Centene Corporation is acquiring Magellan Health, a behavioral health, specialty healthcare, and pharmacy management company, for $2.2 billion. Centene continues its transformation into a UnitedHealthcare structured company, with payer programs on one side and health services including population health management, data analytics and other areas of health tech on the other side. Magellan will be operated independently. The deal requires Federal and state review, and is expected to close in second half 2021. Release  Magellan this week announced its lead investment in a $20 million Series B raise by Philadelphia-based NeuroFlow, a clinical behavioral health monitoring system. Philadelphia Business Journal

Amwell announced a public offering of over 11 million shares. The date and pricing for the offering were not mentioned in the release, but at the current share price of $28, this would raise in excess of $308 million. This is on top of their socko IPO last September which raised in excess of $700 million. 

Behavioral therapy continues to be hot, with online behavioral therapy company Talkspace going the SPAC ‘blank check’ route in merging with investor company Hudson Executive Investment. It provides them with $250 million cash. Estimated net revenue is $125 million in 2021, up 69 percent from 2020, creating an enterprise value of $1.4 bn, which is quite a reach. Healthcare Dive, release.

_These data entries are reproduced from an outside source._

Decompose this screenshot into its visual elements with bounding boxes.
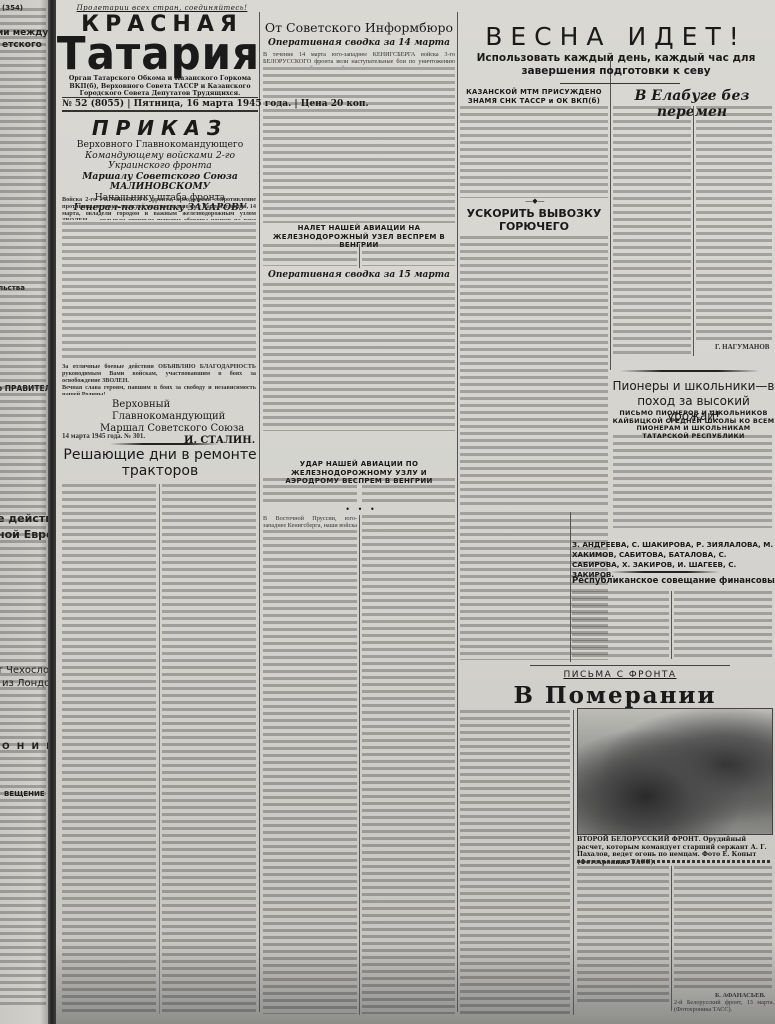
prikaz-closing-line: За отличные боевые действия ОБЪЯВЛЯЮ БЛА…: [62, 363, 256, 384]
column-rule: [457, 12, 458, 1012]
prev-page-text-block: [0, 8, 46, 1008]
pomerania-text-col3: [674, 866, 772, 990]
pomerania-dateline: 2-й Белорусский фронт, 13 марта. (Фотохр…: [674, 999, 774, 1015]
uskorit-headline: УСКОРИТЬ ВЫВОЗКУ ГОРЮЧЕГО: [460, 207, 608, 233]
report1-lead: В течение 14 марта юго-западнее КЕНИГСБЕ…: [263, 51, 455, 67]
divider: [560, 83, 680, 84]
column-rule: [671, 591, 672, 659]
east-prussia-col1: [263, 530, 357, 1014]
pomerania-text-col1: [460, 710, 570, 1014]
spring-subheadline: Использовать каждый день, каждый час для…: [470, 52, 762, 78]
prev-page-heading: О Н И К А: [2, 742, 50, 752]
issue-line: № 52 (8055) | Пятница, 16 марта 1945 год…: [62, 97, 258, 112]
elabuga-col1: [613, 106, 691, 354]
tractors-text-col1: [62, 484, 156, 1014]
divider: [530, 665, 730, 666]
signature-line: Верховный Главнокомандующий: [100, 399, 260, 423]
ornament-rule: [110, 443, 220, 445]
award-text: [460, 106, 608, 198]
column-rule: [610, 60, 611, 370]
masthead-organ: Орган Татарского Обкома и Казанского Гор…: [62, 75, 258, 98]
ornament-diamond: —◆—: [515, 197, 555, 205]
uskorit-text: [460, 236, 608, 506]
tractors-headline: Решающие дни в ремонте тракторов: [60, 447, 260, 479]
elabuga-author: Г. НАГУМАНОВ: [715, 344, 775, 351]
elabuga-col2: [696, 106, 772, 342]
separator-dots: • • •: [330, 505, 390, 514]
column-rule: [693, 106, 694, 356]
report2-body: [263, 283, 455, 431]
prev-page-heading: из Лондона: [2, 678, 50, 689]
prikaz-closing-line: Вечная слава героям, павшим в боях за св…: [62, 384, 256, 395]
east-prussia-col2: [362, 515, 455, 1014]
report1-title: Оперативная сводка за 14 марта: [262, 38, 456, 48]
pioneers-signatories: З. АНДРЕЕВА, С. ШАКИРОВА, Р. ЗИЯЛАЛОВА, …: [572, 540, 775, 580]
column-rule: [159, 484, 160, 1014]
subhead2-text-right: [362, 478, 455, 504]
finance-col1: [572, 591, 669, 657]
prikaz-body-text: [62, 222, 256, 360]
column-rule: [570, 512, 571, 662]
pomerania-headline: В Померании: [480, 682, 750, 709]
masthead-motto: Пролетарии всех стран, соединяйтесь!: [62, 4, 262, 12]
subhead2-text-left: [263, 478, 357, 504]
column-rule: [573, 710, 574, 1015]
prev-page-heading: етского: [2, 40, 42, 50]
subhead1-text-right: [362, 244, 455, 266]
prev-page-heading: ной Европе: [0, 528, 50, 541]
sovinformburo-title: От Советского Информбюро: [262, 20, 456, 35]
prikaz-lead: Войска 2-го УКРАИНСКОГО фронта, преодоле…: [62, 196, 256, 220]
prikaz-addressee-line: Маршалу Советского Союза МАЛИНОВСКОМУ: [60, 172, 260, 193]
finance-headline: Республиканское совещание финансовых раб…: [572, 576, 775, 586]
tractors-text-col2: [162, 484, 256, 1014]
subhead1-text-left: [263, 244, 357, 266]
report1-body: [263, 67, 455, 223]
column-rule: [359, 515, 360, 1015]
prikaz-closing: За отличные боевые действия ОБЪЯВЛЯЮ БЛА…: [62, 363, 256, 395]
prev-page-heading: ВЕЩЕНИЕ: [4, 790, 45, 798]
pomerania-text-col2: [577, 866, 669, 1006]
prev-page-heading: ии между: [0, 28, 48, 38]
masthead-title-line2: Татария: [56, 32, 261, 75]
prev-page-fragment: (354): [2, 4, 23, 12]
award-banner: КАЗАНСКОЙ МТМ ПРИСУЖДЕНО ЗНАМЯ СНК ТАССР…: [460, 88, 608, 105]
east-prussia-lead: В Восточной Пруссии, юго-западнее Кенигс…: [263, 515, 357, 529]
pioneers-letter-text: [613, 435, 772, 528]
previous-page-strip: (354) ии между етского льства о ПРАВИТЕЛ…: [0, 0, 50, 1024]
tractors-headline-line: тракторов: [60, 463, 260, 479]
prikaz-title: ПРИКАЗ: [62, 116, 258, 140]
front-letters-rubric: ПИСЬМА С ФРОНТА: [560, 670, 680, 680]
prikaz-addressee-line: Командующему войсками 2-го Украинского ф…: [60, 151, 260, 172]
tractors-headline-line: Решающие дни в ремонте: [60, 447, 260, 463]
wavy-rule: [577, 860, 771, 863]
prev-page-heading: е действия: [0, 512, 50, 525]
prev-page-heading: льства: [0, 284, 25, 292]
prev-page-heading: т Чехословак: [0, 665, 50, 676]
ornament-rule: [620, 370, 760, 372]
prev-page-heading: о ПРАВИТЕЛЬСТВА: [0, 384, 50, 393]
column-rule: [359, 244, 360, 268]
prikaz-date: 14 марта 1945 года. № 301.: [62, 433, 182, 440]
spring-headline: ВЕСНА ИДЕТ!: [460, 22, 772, 51]
ornament-rule: [610, 571, 720, 573]
report2-title: Оперативная сводка за 15 марта: [262, 270, 456, 280]
column-rule: [671, 866, 672, 1011]
war-photo: [577, 708, 773, 835]
finance-col2: [674, 591, 772, 657]
prikaz-addressee-line: Верховного Главнокомандующего: [60, 140, 260, 151]
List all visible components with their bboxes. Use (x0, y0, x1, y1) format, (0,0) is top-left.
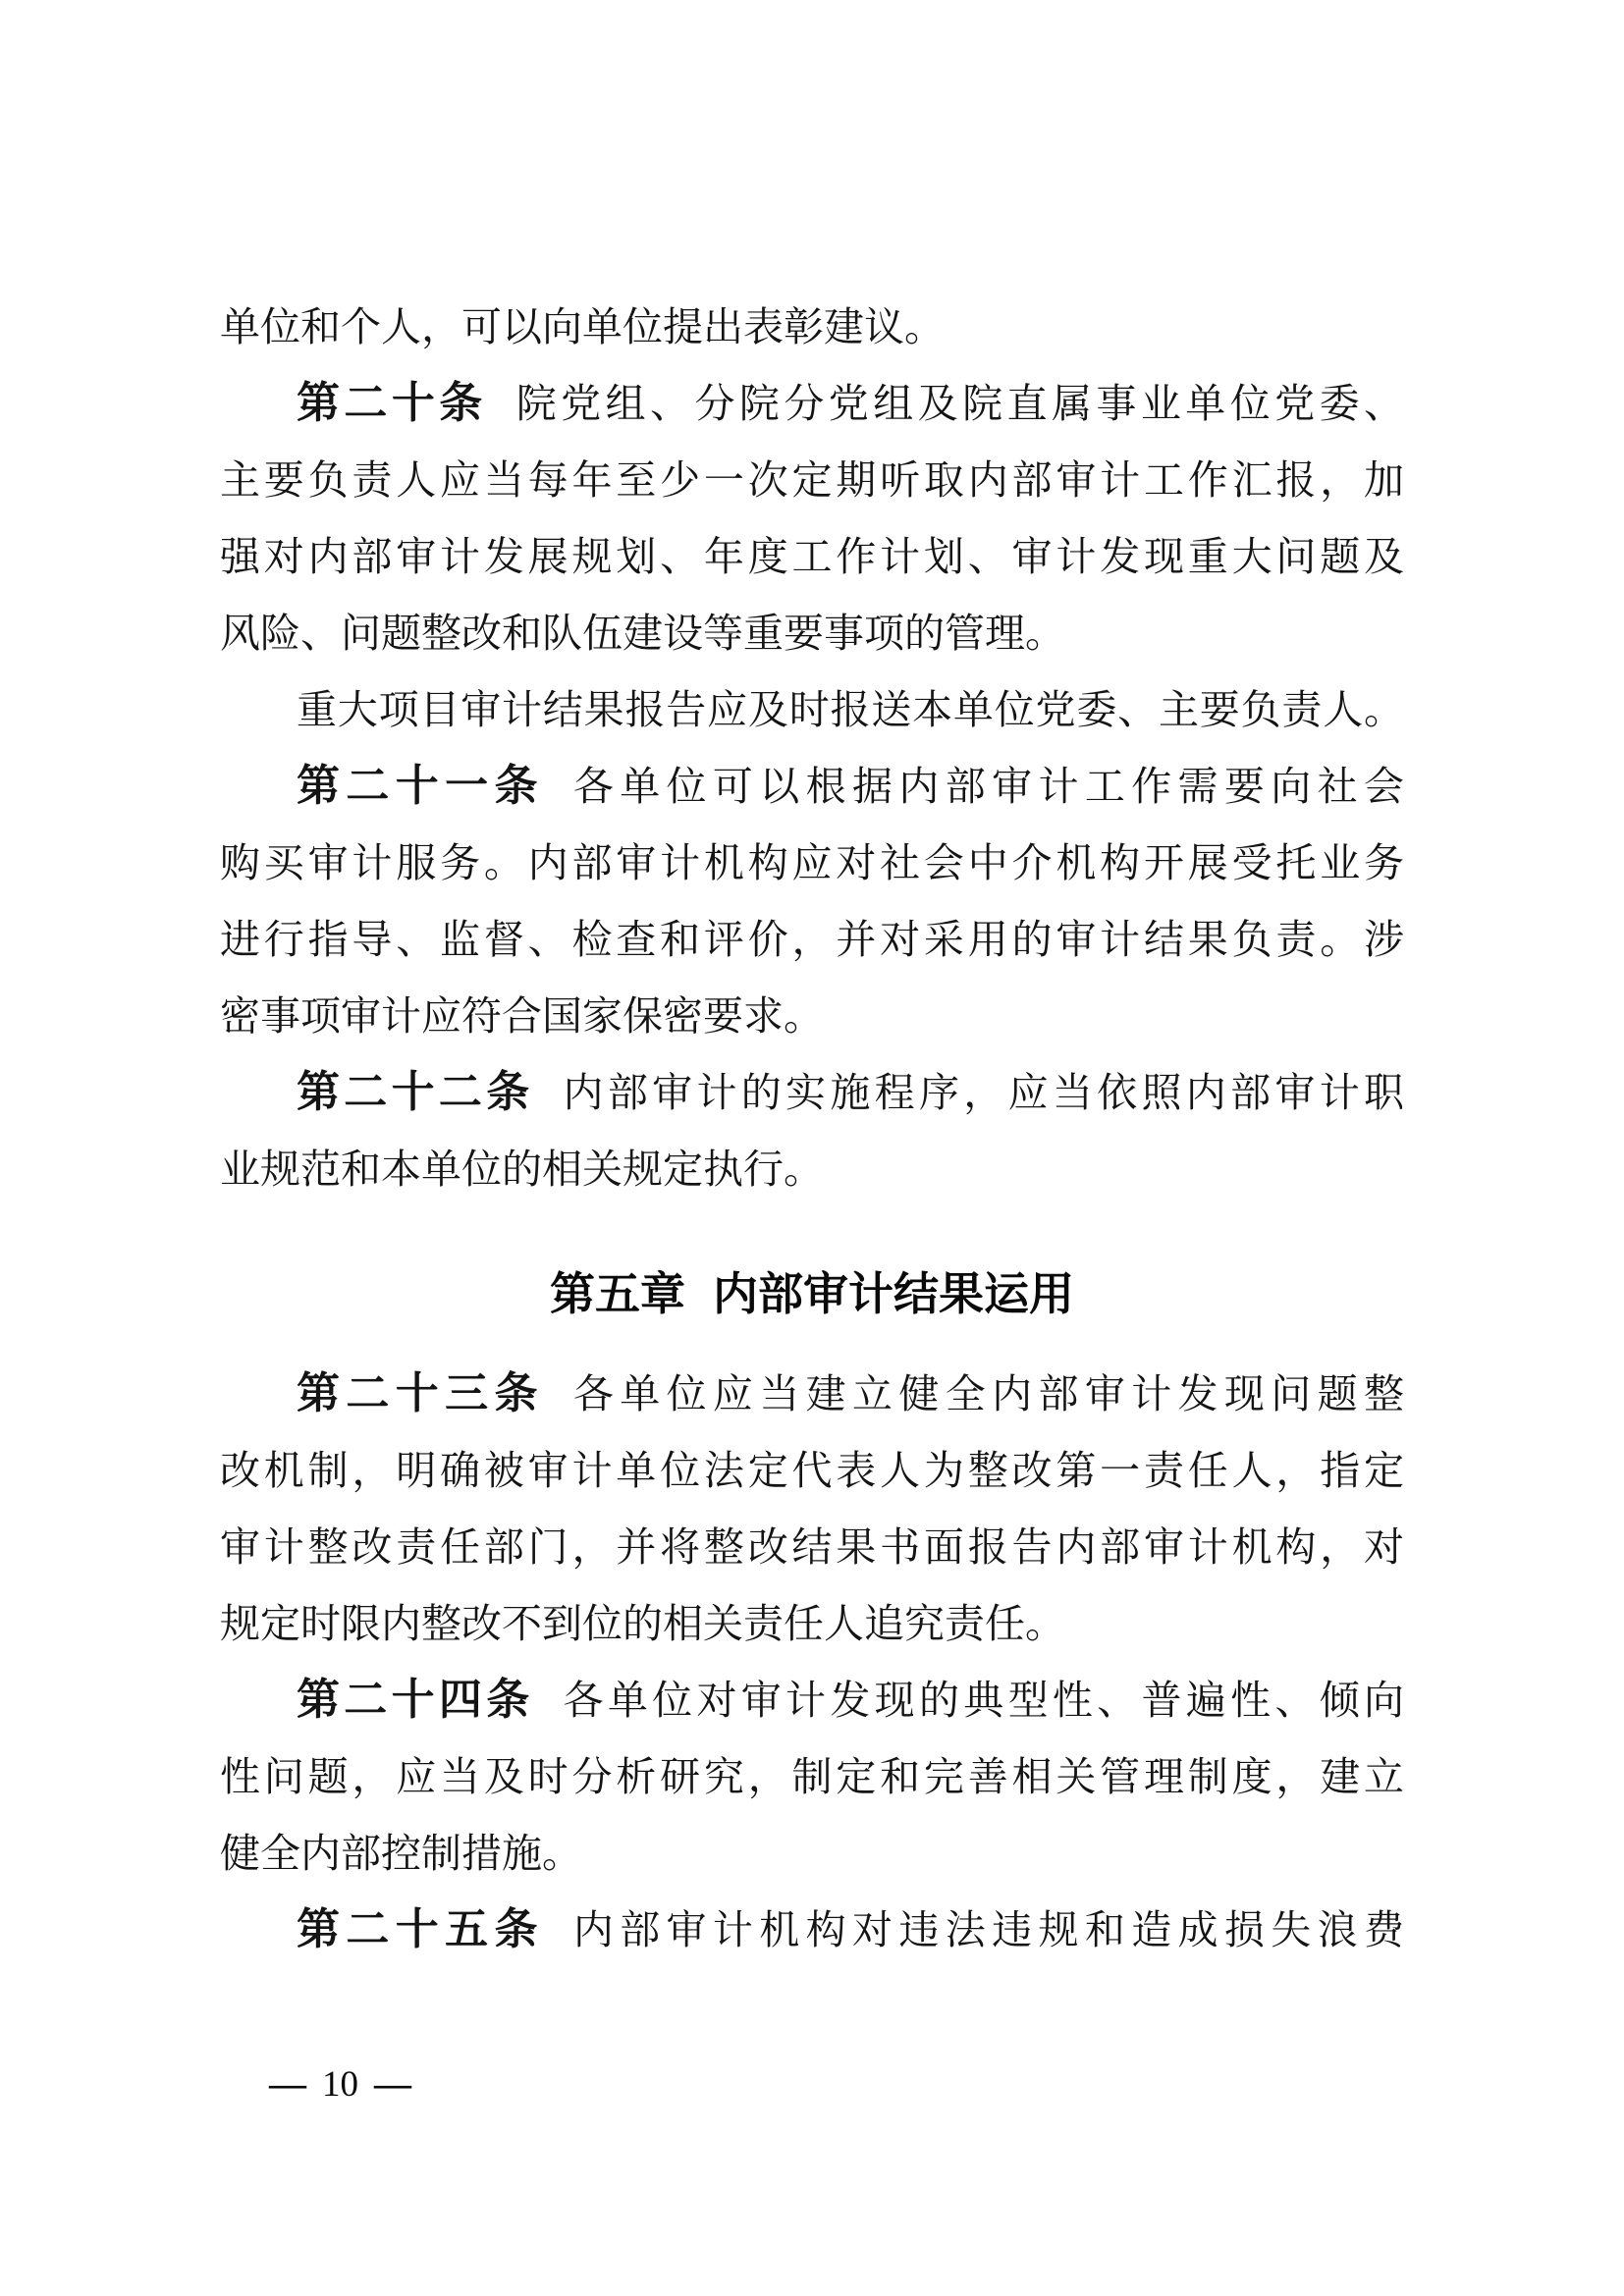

Medicare Advantage payer Clover Health of Jersey City, NJ also went the SPAC route this week with Social Capital Hedosophia Holdings Corp. III, giving it an enterprise value of approximately $3.7 billion. Clover Health styles itself as a health tech company as it analyzes member health and behavioral data to improve medical outcomes and lower costs for patients, many of whom have multiple chronic conditions or are classified as underserved.  Release

Israel’s Itamar Health, which focuses on integrating sleep apnea management into the cardiac patient care pathway, is buying SF-based Spry Health for an undisclosed amount. Founded in 2014, Spry has an FDA-cleared wrist-worn device, the Loop System, that monitors SpO2, respiration rate, and heart rate. Itamar plans to develop a wrist-worn device based on their Peripheral Arterial Tonometry (PAT) immediately, with initial market launch anticipated in 2022. Release

Hinge Health’s Series D raised $300 million and a new valuation of the company at $3 bn. (Remember when $1 bn was a unicorn amount?) Hinge’s specialty is musculoskeletal–a virtual MSK Clinic for back and joint pain care and rehab including access to physical therapists, physicians, health coaches, and wearable sensors to guide exercise therapy. Release

In startup news…Under the radar, Japan has been developing a crop of health tech startups. They were highlighted at this year’s virtual CES by Jetro–the Japan External Trade Organization. Their CES web page has a teaser video and sortable profiles on companies, many of which look very interesting. According to their materials, there are perhaps 10,000 Japan startups but few of them make it out of Japan. This Editor looked forward to their presentation on ‘Turning the Super Aging Society into a Super Smart Society’ yesterday evening, but virtual doesn’t mean that links work or events actually happen, so our reporting will attach some statistics on their super-aging society, as well as a comparison with other countries (PDF).